For instance, the quantile DID result in column 3 shows that at the 25th quantile, the treatment effect is −1.810 kWh/month and not significant. Therefore, one would make a poor decision if it is based on the overall estimation only. The results of the coefficients for the 10th quantile (column 2) and 50th quantile (column 4) are 4.37 kWh/month and 6.65 kWh/month, respectively, at 1% significance; however, a comparison with the overall result (column 1) shows that the latter is overestimated for these categories of customers. Similarly, comparing the results of the coefficient for the recovered energy in the overall ATE (column 1) indicates that the ATE is underestimating for residential customers at the 75th quantile (column 5) and 90th quantile (column 6): 20.60 kWh/month and 27.90 kWh/month, respectively.

Figure 4 provides the treatment effect of smart metering by the demand intensity of the consumers. Horizontal dotted lines are the average treatment effect and its confidence intervals. From the figure, it is clear that the recovered NTL is different across the quantiles. Additionally, in the quantile DID, it was observed that the treatment effect decreases from the lowest to lower quantiles (10th to 25th quantiles) and increases at higher quantiles (toward the 90th quantile) with opposite signs across the quantile. This indicates that only those households around the 25th quantile (i.e., the 1st quartile) did not conduct the cheating, or they are the only honest customers. That is, electricity theft was rampant in most of the customer categories in Ghana.

5. Conclusions

To address the utility losses arising from electricity theft, meter tampering, and other cheating behaviors of the customers, Northern Electricity Distribution Company (NEDCo), a utility in Ghana, piloted a non-technical loss (NTL) reduction program in 2019 to replace postpaid meters with anti-tamper, anti-fraud, and anti-theft smart prepaid meters. This paper assessed the effectiveness of this program using the difference-in-differences fixed-effect (DID-FE) approach. Through the DID-FE, we obtained an average causal impact across all residential customer categories of 12.656 kWh/month. This concludes that smart prepaid metering could be a remedy to reduce NTL for the electricity distribution sector in Ghana.

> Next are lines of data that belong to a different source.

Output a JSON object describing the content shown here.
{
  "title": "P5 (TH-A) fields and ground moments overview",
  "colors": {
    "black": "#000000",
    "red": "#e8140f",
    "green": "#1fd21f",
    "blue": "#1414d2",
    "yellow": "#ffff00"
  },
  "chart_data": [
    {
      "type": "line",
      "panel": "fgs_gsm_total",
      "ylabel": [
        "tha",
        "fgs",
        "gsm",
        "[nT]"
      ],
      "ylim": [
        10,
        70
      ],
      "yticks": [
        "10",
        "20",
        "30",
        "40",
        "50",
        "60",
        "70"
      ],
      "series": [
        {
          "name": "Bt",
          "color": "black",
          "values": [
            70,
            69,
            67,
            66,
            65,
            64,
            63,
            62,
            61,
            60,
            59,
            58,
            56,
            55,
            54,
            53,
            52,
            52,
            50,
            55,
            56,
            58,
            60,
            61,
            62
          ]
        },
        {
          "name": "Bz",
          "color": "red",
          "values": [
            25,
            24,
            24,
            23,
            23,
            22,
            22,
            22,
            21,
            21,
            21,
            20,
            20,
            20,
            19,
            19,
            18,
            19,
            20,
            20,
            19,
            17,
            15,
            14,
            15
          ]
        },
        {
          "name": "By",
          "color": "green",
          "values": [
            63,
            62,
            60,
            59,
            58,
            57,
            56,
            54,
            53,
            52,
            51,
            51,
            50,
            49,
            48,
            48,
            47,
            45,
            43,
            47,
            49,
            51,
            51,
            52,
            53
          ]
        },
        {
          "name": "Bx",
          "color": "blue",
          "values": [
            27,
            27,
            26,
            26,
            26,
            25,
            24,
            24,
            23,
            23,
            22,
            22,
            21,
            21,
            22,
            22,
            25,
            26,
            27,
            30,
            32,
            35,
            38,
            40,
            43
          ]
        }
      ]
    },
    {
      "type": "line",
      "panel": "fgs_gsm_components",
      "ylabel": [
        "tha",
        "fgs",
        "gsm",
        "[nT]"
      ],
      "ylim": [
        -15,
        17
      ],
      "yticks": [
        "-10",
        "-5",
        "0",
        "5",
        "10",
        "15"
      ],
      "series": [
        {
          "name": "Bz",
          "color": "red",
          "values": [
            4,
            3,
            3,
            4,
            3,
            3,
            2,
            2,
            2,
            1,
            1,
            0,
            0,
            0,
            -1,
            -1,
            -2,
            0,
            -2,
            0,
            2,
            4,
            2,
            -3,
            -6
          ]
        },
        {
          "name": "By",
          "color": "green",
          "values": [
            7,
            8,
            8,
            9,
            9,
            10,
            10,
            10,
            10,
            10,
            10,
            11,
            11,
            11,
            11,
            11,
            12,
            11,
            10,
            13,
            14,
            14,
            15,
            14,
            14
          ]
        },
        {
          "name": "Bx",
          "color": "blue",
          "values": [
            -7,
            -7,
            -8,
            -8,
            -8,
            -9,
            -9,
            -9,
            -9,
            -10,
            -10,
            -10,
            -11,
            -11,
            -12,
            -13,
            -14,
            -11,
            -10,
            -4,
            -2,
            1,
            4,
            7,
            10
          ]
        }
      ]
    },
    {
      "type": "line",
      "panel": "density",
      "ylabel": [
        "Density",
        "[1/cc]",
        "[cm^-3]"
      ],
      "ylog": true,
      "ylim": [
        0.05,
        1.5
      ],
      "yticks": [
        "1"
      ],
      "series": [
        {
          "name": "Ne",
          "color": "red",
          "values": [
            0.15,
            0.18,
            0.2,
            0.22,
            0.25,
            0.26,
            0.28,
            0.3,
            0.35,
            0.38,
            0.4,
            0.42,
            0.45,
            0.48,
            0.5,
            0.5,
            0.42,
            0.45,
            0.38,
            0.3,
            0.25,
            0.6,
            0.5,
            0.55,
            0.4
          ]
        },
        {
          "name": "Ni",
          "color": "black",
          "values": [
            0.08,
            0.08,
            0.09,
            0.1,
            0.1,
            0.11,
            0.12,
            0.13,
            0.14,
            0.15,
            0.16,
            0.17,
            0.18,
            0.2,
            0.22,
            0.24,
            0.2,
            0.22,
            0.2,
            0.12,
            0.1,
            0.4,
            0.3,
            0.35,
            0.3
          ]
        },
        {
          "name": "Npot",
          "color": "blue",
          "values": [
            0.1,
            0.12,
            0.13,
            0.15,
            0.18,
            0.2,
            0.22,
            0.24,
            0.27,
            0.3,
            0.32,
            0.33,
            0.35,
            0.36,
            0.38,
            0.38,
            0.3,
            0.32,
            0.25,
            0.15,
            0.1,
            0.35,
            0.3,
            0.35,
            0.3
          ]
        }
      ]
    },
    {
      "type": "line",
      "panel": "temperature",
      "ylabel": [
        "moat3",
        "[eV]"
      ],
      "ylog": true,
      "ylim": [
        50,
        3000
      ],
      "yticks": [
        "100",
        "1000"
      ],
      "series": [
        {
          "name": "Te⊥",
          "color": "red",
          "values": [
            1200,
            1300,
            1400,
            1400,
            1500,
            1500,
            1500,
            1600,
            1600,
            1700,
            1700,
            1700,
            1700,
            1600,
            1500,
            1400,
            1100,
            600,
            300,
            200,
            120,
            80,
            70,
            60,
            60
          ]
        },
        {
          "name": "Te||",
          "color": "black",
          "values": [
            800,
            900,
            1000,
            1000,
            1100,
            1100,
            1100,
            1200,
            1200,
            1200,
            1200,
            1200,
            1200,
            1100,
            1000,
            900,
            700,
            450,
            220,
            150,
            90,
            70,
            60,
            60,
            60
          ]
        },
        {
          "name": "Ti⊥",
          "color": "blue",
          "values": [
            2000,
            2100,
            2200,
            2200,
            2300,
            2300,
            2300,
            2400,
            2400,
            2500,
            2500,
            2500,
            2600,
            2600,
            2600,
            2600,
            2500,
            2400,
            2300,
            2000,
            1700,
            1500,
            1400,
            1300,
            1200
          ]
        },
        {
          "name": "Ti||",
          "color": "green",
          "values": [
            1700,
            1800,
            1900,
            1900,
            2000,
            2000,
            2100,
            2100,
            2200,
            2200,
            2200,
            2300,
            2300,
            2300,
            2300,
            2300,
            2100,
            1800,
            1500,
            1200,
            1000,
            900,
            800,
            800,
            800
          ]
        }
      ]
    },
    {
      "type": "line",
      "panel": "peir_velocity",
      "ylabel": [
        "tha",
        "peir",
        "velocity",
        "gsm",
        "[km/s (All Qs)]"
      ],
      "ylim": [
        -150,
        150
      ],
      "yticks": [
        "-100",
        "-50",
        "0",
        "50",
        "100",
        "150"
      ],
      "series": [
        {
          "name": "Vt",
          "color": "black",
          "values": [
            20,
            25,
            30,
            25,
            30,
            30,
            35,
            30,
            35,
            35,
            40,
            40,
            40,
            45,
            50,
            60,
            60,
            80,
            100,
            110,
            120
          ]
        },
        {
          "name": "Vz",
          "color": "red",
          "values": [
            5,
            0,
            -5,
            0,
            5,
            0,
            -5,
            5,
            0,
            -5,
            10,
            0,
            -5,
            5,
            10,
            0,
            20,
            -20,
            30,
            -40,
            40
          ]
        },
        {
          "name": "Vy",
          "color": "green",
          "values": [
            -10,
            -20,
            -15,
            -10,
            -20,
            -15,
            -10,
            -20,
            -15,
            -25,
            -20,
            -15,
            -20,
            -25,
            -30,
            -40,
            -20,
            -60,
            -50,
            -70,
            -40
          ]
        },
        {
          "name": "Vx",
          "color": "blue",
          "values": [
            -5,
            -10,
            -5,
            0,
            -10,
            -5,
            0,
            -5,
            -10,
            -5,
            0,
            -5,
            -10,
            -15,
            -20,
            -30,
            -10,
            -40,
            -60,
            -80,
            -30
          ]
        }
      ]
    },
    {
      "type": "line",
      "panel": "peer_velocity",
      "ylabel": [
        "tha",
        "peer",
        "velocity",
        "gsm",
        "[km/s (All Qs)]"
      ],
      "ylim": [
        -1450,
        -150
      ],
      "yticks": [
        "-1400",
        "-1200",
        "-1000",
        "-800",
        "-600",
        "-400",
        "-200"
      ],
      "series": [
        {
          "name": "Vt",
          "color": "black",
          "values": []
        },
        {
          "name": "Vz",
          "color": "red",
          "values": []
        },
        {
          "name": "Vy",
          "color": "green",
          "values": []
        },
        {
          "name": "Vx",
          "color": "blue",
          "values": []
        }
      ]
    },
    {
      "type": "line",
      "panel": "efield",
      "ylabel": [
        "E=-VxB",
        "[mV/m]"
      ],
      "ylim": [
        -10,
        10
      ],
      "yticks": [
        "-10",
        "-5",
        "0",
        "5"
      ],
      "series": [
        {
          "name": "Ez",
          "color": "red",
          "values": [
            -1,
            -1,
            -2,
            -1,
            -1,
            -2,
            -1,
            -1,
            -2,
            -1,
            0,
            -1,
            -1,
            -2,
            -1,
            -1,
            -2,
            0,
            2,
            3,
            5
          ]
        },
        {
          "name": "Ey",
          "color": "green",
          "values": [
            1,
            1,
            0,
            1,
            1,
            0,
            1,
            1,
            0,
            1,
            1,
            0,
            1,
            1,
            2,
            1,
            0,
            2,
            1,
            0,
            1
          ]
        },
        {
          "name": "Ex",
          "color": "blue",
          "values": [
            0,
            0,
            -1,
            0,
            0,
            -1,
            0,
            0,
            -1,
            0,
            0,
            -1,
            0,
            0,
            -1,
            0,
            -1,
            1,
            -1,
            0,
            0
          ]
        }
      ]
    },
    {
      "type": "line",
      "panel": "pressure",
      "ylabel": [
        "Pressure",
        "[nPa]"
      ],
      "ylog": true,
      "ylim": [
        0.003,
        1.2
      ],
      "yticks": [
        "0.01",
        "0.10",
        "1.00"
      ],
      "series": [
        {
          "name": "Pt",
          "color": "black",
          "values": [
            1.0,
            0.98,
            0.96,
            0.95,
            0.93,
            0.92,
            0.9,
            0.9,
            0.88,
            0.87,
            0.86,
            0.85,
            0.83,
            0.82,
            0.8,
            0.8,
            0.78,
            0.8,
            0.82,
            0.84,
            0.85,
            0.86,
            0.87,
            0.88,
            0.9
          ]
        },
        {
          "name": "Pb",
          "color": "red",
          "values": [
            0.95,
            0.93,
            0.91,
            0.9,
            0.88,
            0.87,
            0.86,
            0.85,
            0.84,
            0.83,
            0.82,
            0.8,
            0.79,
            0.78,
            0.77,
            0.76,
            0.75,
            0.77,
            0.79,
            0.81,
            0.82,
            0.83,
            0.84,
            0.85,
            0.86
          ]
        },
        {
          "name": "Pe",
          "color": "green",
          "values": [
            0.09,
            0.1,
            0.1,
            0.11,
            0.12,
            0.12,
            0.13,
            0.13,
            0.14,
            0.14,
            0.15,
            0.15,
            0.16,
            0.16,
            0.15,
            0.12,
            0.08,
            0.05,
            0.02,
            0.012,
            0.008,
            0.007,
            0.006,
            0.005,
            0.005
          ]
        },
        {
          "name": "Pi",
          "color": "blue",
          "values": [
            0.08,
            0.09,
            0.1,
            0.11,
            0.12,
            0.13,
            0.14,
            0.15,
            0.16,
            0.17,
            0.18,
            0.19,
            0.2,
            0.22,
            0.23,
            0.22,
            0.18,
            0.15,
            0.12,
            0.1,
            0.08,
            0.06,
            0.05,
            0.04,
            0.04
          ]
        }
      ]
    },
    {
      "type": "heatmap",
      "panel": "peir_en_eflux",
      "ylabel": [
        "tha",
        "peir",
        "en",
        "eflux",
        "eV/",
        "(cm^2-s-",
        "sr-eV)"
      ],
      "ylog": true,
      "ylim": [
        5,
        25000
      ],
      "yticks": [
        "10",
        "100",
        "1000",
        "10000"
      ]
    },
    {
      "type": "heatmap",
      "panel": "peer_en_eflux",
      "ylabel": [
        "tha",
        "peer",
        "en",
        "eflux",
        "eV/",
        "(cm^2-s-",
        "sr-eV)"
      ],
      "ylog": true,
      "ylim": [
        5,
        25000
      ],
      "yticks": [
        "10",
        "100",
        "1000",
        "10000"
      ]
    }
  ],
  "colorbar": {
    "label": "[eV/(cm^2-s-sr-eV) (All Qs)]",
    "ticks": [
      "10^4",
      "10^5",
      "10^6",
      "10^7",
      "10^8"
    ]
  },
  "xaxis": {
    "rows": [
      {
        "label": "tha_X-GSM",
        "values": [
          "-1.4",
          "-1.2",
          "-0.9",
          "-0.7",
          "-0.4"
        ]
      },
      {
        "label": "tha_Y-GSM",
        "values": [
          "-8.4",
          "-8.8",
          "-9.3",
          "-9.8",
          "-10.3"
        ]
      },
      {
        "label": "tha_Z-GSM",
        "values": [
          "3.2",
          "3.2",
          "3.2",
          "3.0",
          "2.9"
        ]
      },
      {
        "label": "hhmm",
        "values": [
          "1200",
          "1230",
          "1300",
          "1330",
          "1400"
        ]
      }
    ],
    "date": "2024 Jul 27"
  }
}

Policymakers need to be aware of the heterogeneity of customer consumption behavior to formulate policies. Consequently, to fully establish where cheating or energy recovery is more profound in the residential customer categories and to propose a policy direction, we also conducted a quantile regression coupled with DID. The results of our study showed that the energy loss is more profound with very low-demand customers and medium- and high-demand customers. These results provide insightful policy implications for utilities. The smart prepaid metering policy for NTL reduction should focus on those high-demand customers (75th quantile and 90th quantile) from whom it can retrieve the most lost energy before installing for other customers. On the other hand, the very low-demand customers (10th quantile) are prone to cheating, suggesting that they are unable to afford the little electricity they consume. The government of Ghana should consider tariff reforms other than life-line customer subsidies (set by the Public Utility Regulatory Commission of Ghana at 50 kWh/month) to address their needs.

However, there are a number of limitations to our research. As the installers installed the smart meters only “as if” randomly, a notable limitation of our research stems from the strong assumption of unconfoundedness of our treatment assignment that is not necessarily perfectly done as indicated by the balance test. In addition, the limitation of this paper is the lack of demographic and other characteristics data on the customers. Unfortunately, the utility did not have this information. We could not control for other variables, and further research is needed to examine its heterogeneity on the treatment effect. Finally, further research is needed to verify the validity of our result by comparing it to direct measure of non-technical losses, which are possibly observed through capturing the daily consumption of customer using advance nonintrusive load monitoring (NILM) devices (see [68,69,70] for example).